Unsere Zwerg-Wyandotten
Unser Klima ist Weinbauklima, aber spätfrostgefährdet, häufig sehr sommertrocken weil die Gegend im Regenschatten liegt. Dafür gibts auch nur selten Hagel im Sommer. Das Klima ist insgesamt zunehmend problematisch, einerseits haben wir im Sommer eine extreme Hitzebelastung mit Tagen bis 40°C, die deutschen Sommertemperaturrekorde sind häufig aus unserer Region, der letzte war im nahen Bad Mergentheim. Hitzeschäden aller Art sind die Regel. Andererseits ist aber auch Spätfrost häufig, kalte Luft zieht nachts im Frühjahr vom höher gelegenen Bauland in die Flusstäler herab. Der Hausgartenboden ist leider auch kein Hit, ein schwerer, toniger Lehmboden mit nur 25-30cm Mächtigkeit, hohem Kalkgehalt, darunter kommt sofort Kalkschutt mit zähem Ton verbunden, dann Kalkfels. Bauern sagen Minutenboden dazu: Zwischen nassklebrig und trockenhart gibts nur eine Minute, in der er gut zu bearbeiten ist. Bewässerung ist also ein wichtiger Faktor, denn bei so dünner Bodenauflage und langen Trockenphasen im heissen Sommer gibt es sehr schnell Trockenschäden. Wir nutzen Regenwasser, haben einen grossen unterirdischen Regenwassertank.

Bienenstand am Waldrand
Daneben halten wir ein paar Hühner (sehr hübsche Zwerg-Wyandotten) als gute Ergänzung zum Garten. Es gibt ein Gewächshaus, ausserdem bin ich Imker mit einigen Völkern, die ausserhalb des Orts am Waldrand stehen. Bis zur Selbstversorgung (ausser mit Honig) schaffen wir es aber bei weitem nicht, die verfügbare Fläche ist viel zu klein. Und es essen auch zu Viele. Ich bin Vater von drei Mädchen und einem Jungen. Die gelegentlichen und nicht mehr verarbeitbaren Ernteübermengen im Sommer verschenken und vertauschen wir gerne an Nachbarn und Freunde.

In der "Gartenzone" soll es ganz unideologisch um Nutzgärten, regionale Vorgänge, Selbstversorgung gehen, darunter viele unkonventionelle Methoden und Sichtweisen, Lust an Neuem ohne das Alte zu verlieren.
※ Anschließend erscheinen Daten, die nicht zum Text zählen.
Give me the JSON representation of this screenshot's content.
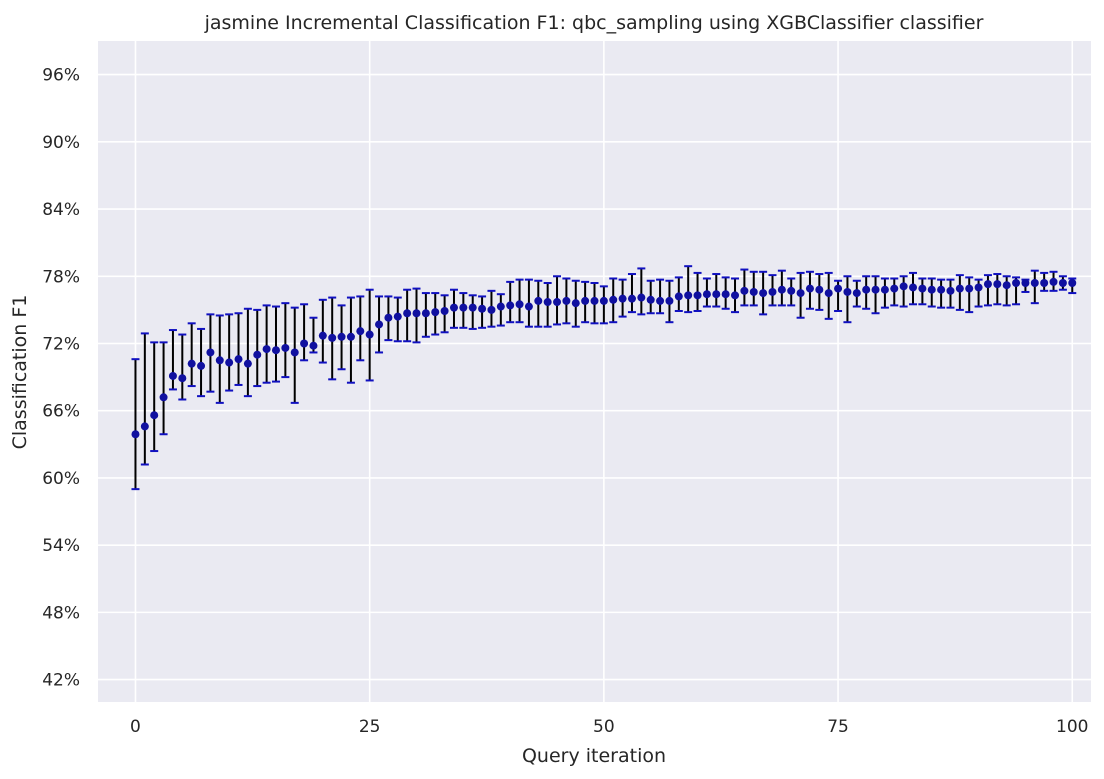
{
  "chart_data": {
    "type": "scatter",
    "title": "jasmine Incremental Classification F1: qbc_sampling using XGBClassifier classifier",
    "xlabel": "Query iteration",
    "ylabel": "Classification F1",
    "xlim": [
      -4,
      102
    ],
    "ylim": [
      40,
      99
    ],
    "x_ticks": [
      0,
      25,
      50,
      75,
      100
    ],
    "x_tick_labels": [
      "0",
      "25",
      "50",
      "75",
      "100"
    ],
    "y_ticks": [
      42,
      48,
      54,
      60,
      66,
      72,
      78,
      84,
      90,
      96
    ],
    "y_tick_labels": [
      "42%",
      "48%",
      "54%",
      "60%",
      "66%",
      "72%",
      "78%",
      "84%",
      "90%",
      "96%"
    ],
    "grid": true,
    "background_color": "#eaeaf2",
    "grid_color": "#ffffff",
    "marker_color": "#1010a0",
    "errorbar_color": "#000000",
    "cap_color": "#1010c0",
    "series": [
      {
        "x": [
          0,
          1,
          2,
          3,
          4,
          5,
          6,
          7,
          8,
          9,
          10,
          11,
          12,
          13,
          14,
          15,
          16,
          17,
          18,
          19,
          20,
          21,
          22,
          23,
          24,
          25,
          26,
          27,
          28,
          29,
          30,
          31,
          32,
          33,
          34,
          35,
          36,
          37,
          38,
          39,
          40,
          41,
          42,
          43,
          44,
          45,
          46,
          47,
          48,
          49,
          50,
          51,
          52,
          53,
          54,
          55,
          56,
          57,
          58,
          59,
          60,
          61,
          62,
          63,
          64,
          65,
          66,
          67,
          68,
          69,
          70,
          71,
          72,
          73,
          74,
          75,
          76,
          77,
          78,
          79,
          80,
          81,
          82,
          83,
          84,
          85,
          86,
          87,
          88,
          89,
          90,
          91,
          92,
          93,
          94,
          95,
          96,
          97,
          98,
          99,
          100
        ],
        "y": [
          63.9,
          64.6,
          65.6,
          67.2,
          69.1,
          68.9,
          70.2,
          70.0,
          71.2,
          70.5,
          70.3,
          70.6,
          70.2,
          71.0,
          71.5,
          71.4,
          71.6,
          71.2,
          72.0,
          71.8,
          72.7,
          72.5,
          72.6,
          72.6,
          73.1,
          72.8,
          73.7,
          74.3,
          74.4,
          74.7,
          74.7,
          74.7,
          74.8,
          74.9,
          75.2,
          75.2,
          75.2,
          75.1,
          75.0,
          75.3,
          75.4,
          75.5,
          75.3,
          75.8,
          75.7,
          75.7,
          75.8,
          75.6,
          75.8,
          75.8,
          75.8,
          75.9,
          76.0,
          76.0,
          76.1,
          75.9,
          75.8,
          75.8,
          76.2,
          76.3,
          76.3,
          76.4,
          76.4,
          76.4,
          76.3,
          76.7,
          76.6,
          76.5,
          76.6,
          76.8,
          76.7,
          76.5,
          76.9,
          76.8,
          76.5,
          76.9,
          76.6,
          76.5,
          76.8,
          76.8,
          76.8,
          76.9,
          77.1,
          77.0,
          76.9,
          76.8,
          76.8,
          76.7,
          76.9,
          76.9,
          77.0,
          77.3,
          77.3,
          77.2,
          77.4,
          77.4,
          77.4,
          77.4,
          77.5,
          77.4,
          77.4
        ],
        "lower": [
          59.0,
          61.2,
          62.4,
          63.9,
          67.9,
          67.0,
          68.2,
          67.3,
          67.7,
          66.7,
          67.8,
          68.3,
          67.3,
          68.2,
          68.5,
          68.6,
          69.0,
          66.7,
          70.5,
          71.2,
          70.3,
          68.8,
          69.7,
          68.5,
          70.5,
          68.7,
          71.2,
          72.3,
          72.2,
          72.2,
          72.1,
          72.6,
          72.8,
          73.0,
          73.4,
          73.4,
          73.3,
          73.4,
          73.5,
          73.6,
          73.9,
          73.9,
          73.5,
          73.5,
          73.5,
          73.7,
          73.8,
          73.5,
          73.9,
          73.8,
          73.8,
          73.9,
          74.4,
          74.8,
          74.6,
          74.7,
          74.7,
          73.9,
          74.9,
          74.8,
          74.9,
          75.3,
          75.3,
          75.1,
          74.8,
          75.4,
          75.4,
          74.6,
          75.4,
          75.4,
          75.4,
          74.3,
          75.1,
          75.0,
          74.2,
          74.9,
          73.9,
          75.3,
          75.1,
          74.7,
          75.2,
          75.4,
          75.3,
          75.5,
          75.5,
          75.3,
          75.2,
          75.2,
          75.0,
          74.8,
          75.3,
          75.4,
          75.5,
          75.4,
          75.5,
          76.6,
          75.6,
          76.7,
          76.7,
          76.8,
          76.5
        ],
        "upper": [
          70.6,
          72.9,
          72.1,
          72.1,
          73.2,
          72.8,
          73.8,
          73.3,
          74.6,
          74.5,
          74.6,
          74.7,
          75.1,
          75.0,
          75.4,
          75.3,
          75.6,
          75.2,
          75.5,
          74.3,
          75.9,
          76.1,
          75.4,
          76.1,
          76.2,
          76.8,
          76.2,
          76.2,
          76.1,
          76.8,
          76.9,
          76.5,
          76.5,
          76.3,
          76.8,
          76.5,
          76.3,
          76.2,
          76.7,
          76.4,
          77.5,
          77.7,
          77.7,
          77.6,
          77.4,
          78.0,
          77.8,
          77.6,
          77.5,
          77.4,
          77.1,
          77.8,
          77.7,
          78.2,
          78.7,
          77.6,
          77.7,
          77.6,
          77.9,
          78.9,
          78.3,
          77.8,
          78.2,
          77.9,
          77.8,
          78.6,
          78.4,
          78.4,
          78.1,
          78.5,
          77.8,
          78.3,
          78.4,
          78.2,
          78.3,
          77.6,
          78.0,
          77.6,
          78.0,
          78.0,
          77.8,
          77.8,
          78.0,
          78.3,
          77.8,
          77.8,
          77.7,
          77.7,
          78.1,
          77.9,
          77.7,
          78.1,
          78.2,
          78.0,
          77.9,
          77.7,
          78.5,
          78.3,
          78.4,
          78.0,
          77.8
        ]
      }
    ]
  }
}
Sie ist kein KI-generierter Mist, kein Hochglanzmagazin, kein weiteres virtuelles Vegan- oder Landlustgeschreibe, hat lieber Dreck, pardon, gute Erde, an den Stiefeln. Es gibt keine Werbung, kein Betteln um "likes", keine Links in irgendwelche Läden, vor allem keine "affiliate links", kein Social-Media Kram. Langatmige Amateurvideos, abgeschriebene Weisheiten, Dauerfeuer dünner oder geklauter Inhalte, Bilder einer KI, von Bilderdiensten und stimmungsvolles Lifestyle-Gedöns wird man hier ebenfalls nicht finden, dafür Inhalte, echte Erfahrungen, eigene echte Bilder, manchmal Muskelkater. Mit der Domain "gartenzone.de" habe ich glücklicherweise absolut nichts zu tun. Erreichbar bin ich per eMail, wer sich Garten und Wirtschaft mal ansehen will ist herzlich eingeladen. Willkommen!